FIG. 1 illustrates one embodiment of the process for performing sonification with a graphical user interface.
FIG. 2 is a block diagram of one embodiment of a network illustrating interaction between clients and servers in performing a sonification process.
FIG. 3 is a flow diagram illustrating one embodiment of the sonification process.
FIG. 4 illustrates a screen shot of an exemplary web page providing a directory of sounds from which a user may audition and/or collect.
FIG. 5 illustrates a screen shot of an exemplary dialog box to specify a document identifier (e.g., a universal resource locator) of a document that is to be modified to have one or more sound elements linked thereto.
FIG. 6 illustrates an exemplary web page that is being sonified.
FIG. 7 is a block diagram of one embodiment of a network environment.
FIG. 8 is a block diagram of an exemplary computer system.
 The present invention relates to the field of associating sound elements with documents; more particularly, the present invention relates to linking digital assets with electronic documents.
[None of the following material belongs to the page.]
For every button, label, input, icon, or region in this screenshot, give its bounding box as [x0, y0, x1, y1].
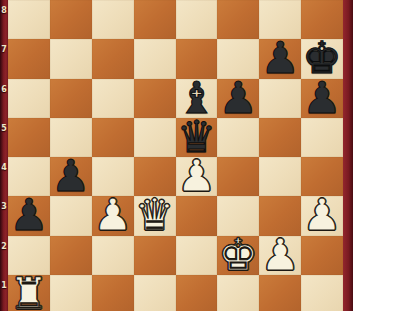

 An important use of computers is the transfer of information over a network. Currently, the largest computer network in existence is the Internet. The Internet is a worldwide interconnection of computer networks that communicate using a common protocol. Millions of computers, from low end personal computers to high-end super computers are coupled to the Internet.
 In 1989, a new type of information system known as the World-Wide Web (“the Web”) was introduced to the Internet. Early development of the Web took place at CERN, the European Particle Physics Laboratory. The Web is a wide-area hypermedia information retrieval system aimed to give wide access to a large universe of documents.
 The architecture of the Web follows a conventional client-server model. The terms “client” and “server” are used to refer to a computer's general role as a requester of data (the client) or provider of data (the server). Under the Web environment, Web browsers reside in clients and Web documents reside in servers. Web clients and Web servers communicate using a protocol called “Hypertext Transfer Protocol” (HTTP). A browser opens a connection to a server and initiates a request for a document. The server delivers the requested document, typically in the form of a text document coded in a standard Hypertext Markup Language (HTML) format, and when the connection is closed in the above interaction, the server serves a passive role, i.e., it accepts commands from the client and cannot request the client to perform any action.
 Portions of documents displayed on the Web contain hypertext links. The hypertext links link graphics or text on one document with another document on the Web. Each hypertext link is associated with a Universal Resource Locator (URL) that identifies and locates a document on the Web. When a user selects a hypertext link, using, for instance, a cursor, the graphical browser retrieves the corresponding document(s) using a URL(s).
 There are a number of technologies that exist today to create and distribute sound over the World Wide Web. For Web pages in HTML, an EMBED command may be used to embed an audio file into an HTML document. When this is used, the audio file may only be played when the web page is loaded. Therefore, the EMBED command does not allow an individual to set up a web page so that an audio file plays at times other than when the page is loaded, such as when a user performs a particular action. Furthermore, the EMBED command does not allow the user to stop the playback of the audio file. Thus, using the EMBED command doesn't provide the flexibility of truly user controlled, interactive audio.
 A method and apparatus for adding one or more sounds to a document is described. In one embodiment, the method comprises specifying a sound element to be played during user navigation of the document, identifying a location in the document to trigger playing the sound element, and linking the sound element to the document to allow the sound element to be played during user navigation of the document.
 This application claims the benefit of U.S. Provisional Application No. 60,183,500 entitled “A Method and Apparatus for Providing Sonification of Web Documents, Accessed or Transmitted over Computer Networks,” filed Feb. 17, 2000.